Samsung will make 3D content available through their internet-enabled TVs (IETVs) in the US. The service, which originally launched in South Korea in March, will stream 3D video directly to the TV, and be made available through Samsung's SmartHub interface, via the "3D Explore" app. Initially consumers will gain access to free content, with movie trailers and music videos offered as examples, but it is expected that access to paid-for feature films will be enabled by the end of the year.
The "Explore 3D" app was designed by Rovi Corporation, and built upon its new white-label video distribution infrastructure, RoxioNow, obtained as part of the recent acquisition of Sonic Solutions. Packaged together with Rovi's own white-label electronic programming guide, which provides metadata on video content, the release represents one of the first known deployments from the newly integrated company.
2010 was arguably a disappointing year for sales of 3D TVs - just over 4m 3D-ready sets were sold worldwide, significantly less than originally predicted by manufacturers. As time passes, 3D TVs will inevitably permeate deeper into society - the technology is reasonably cost-effective to implement, and will account for 12.1 per cent of the global TV installed base by 2015. Yet for TV manufacturers these next few years are vital, representing a chance to benefit from the current profit margins of 3D TVs before the market becomes commoditised.
In order to capitalise upon this opportunity, an entire 3D ecosystem has to be in place - including the production and distribution of content. Samsung's "3D Explore" app is a reflection of the lack of availability of 3D content amongst pay TV operators - where all 3D content is currently typically bundled within a single channel. With this service, Samsung intend to go over-the-top (OTT) of existing 3D broadcast channels and directly provide consumers with a wider range of on-demand 3D viewing.

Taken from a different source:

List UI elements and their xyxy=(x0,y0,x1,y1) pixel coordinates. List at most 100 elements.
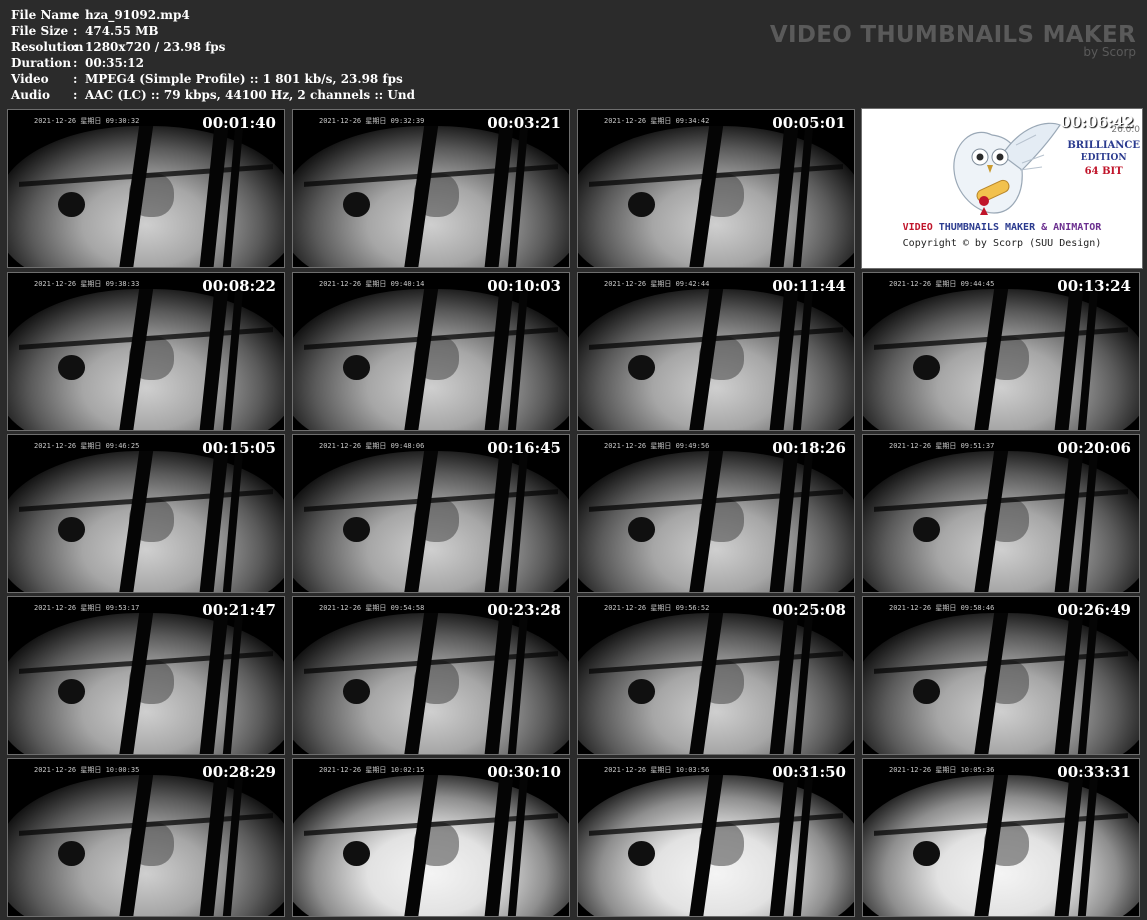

At present, this is still very much a hardware play from Samsung - all available content will initially be free, and will not include any feature films. Indeed, as the largest TV retailer in 2010, with 19.2 per cent of flat-panel sales worldwide, the success of this service from Samsung does not necessarily depend on any relative success they may find as an OTT service provider. Rather, this strategy will ultimately be considered successful provided it places pressure on operators and drives an increasing volume of 3D content onto the TV screen, increasing the demand in turn for 3D TVs.